Ningthoukhong is also famous for the local deities of the Meitei. Some of the examples are Ibudhou Oknarel, Ibudhou Thangnarel and Ibudhou Panganba. The temples of these three deities are still present today. One of the most important Macha Ebemma temple is situated at Shantipur(Ningthoukhong).The people of Ningthoukhong worship Ima Loktak Lairembi, the goddess of Loktak Lake for prosperous land every year. The Hindu temples such Ningthoukhong Gopinath Mandir and Radha Mandhav are also located in this town.

During the Second World War, Ningthoukhong was a central point of fighting between the British, located in Maibam Lokpa Ching of Bishnupur (Northern direction) and the approaching Indian National Army (INA), and Japanese soldiers from Moirang (Southern direction). On the night of 6th-7th June, 1944, an attack was made by the Japanese.

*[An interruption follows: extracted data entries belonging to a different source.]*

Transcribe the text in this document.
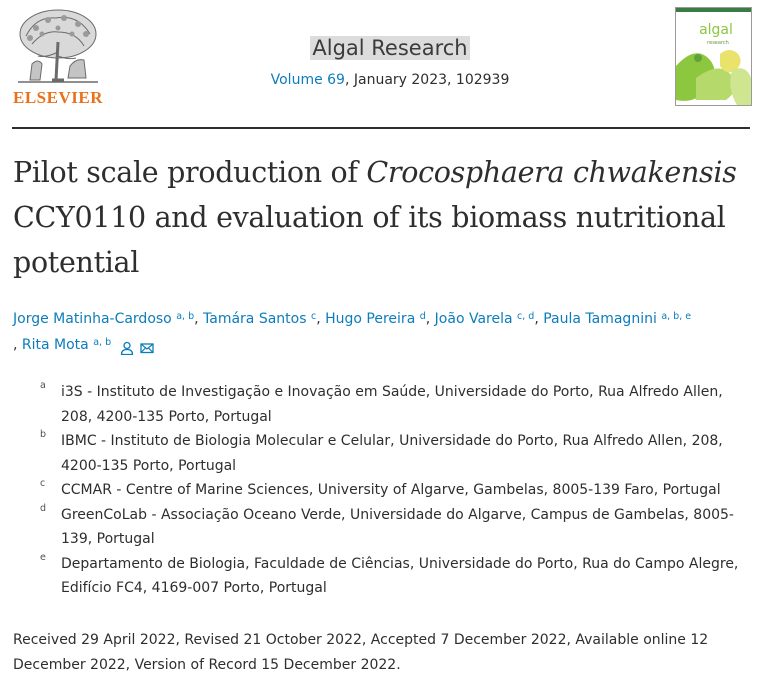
ELSEVIER
Algal Research
Volume 69, January 2023, 102939
algal
research
Pilot scale production of Crocosphaera chwakensis CCY0110 and evaluation of its biomass nutritional potential
Jorge Matinha-Cardoso $^{a, b}$, Tamára Santos $^c$, Hugo Pereira $^d$, João Varela $^{c, d}$, Paula Tamagnini $^{a, b, e}$
, Rita Mota $^{a, b}$
a i3S - Instituto de Investigação e Inovação em Saúde, Universidade do Porto, Rua Alfredo Allen, 208, 4200-135 Porto, Portugal
b IBMC - Instituto de Biologia Molecular e Celular, Universidade do Porto, Rua Alfredo Allen, 208, 4200-135 Porto, Portugal
c CCMAR - Centre of Marine Sciences, University of Algarve, Gambelas, 8005-139 Faro, Portugal
d GreenCoLab - Associação Oceano Verde, Universidade do Algarve, Campus de Gambelas, 8005-139, Portugal
e Departamento de Biologia, Faculdade de Ciências, Universidade do Porto, Rua do Campo Alegre, Edifício FC4, 4169-007 Porto, Portugal
Received 29 April 2022, Revised 21 October 2022, Accepted 7 December 2022, Available online 12 December 2022, Version of Record 15 December 2022.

The attack largely fell on a British Army position held by a platoon of which Serjeant Turner of the West Yorkshire Regiment was a Section Commander. The Japanese soldiers used hand grenades with deadly effect, destroying three machine-gun positions in the platoon, who were forced to give ground. Serjeant Turner armed with grenades, boldly and fearlessly attacked the Japanese single handed. He went back five times for more grenades; and on the sixth occasion, still singlehanded, he was killed while throwing a grenade. Serjeant Turner, of Halifax, England, was awarded a Victoria Cross for his bravery. He is buried in the Imphal War Cemetery, Plot 6. Row B. Grave 7.

The town was completely destroyed during the war between these two forces. After the Second World War the native people returned to rebuild and inhabit the town.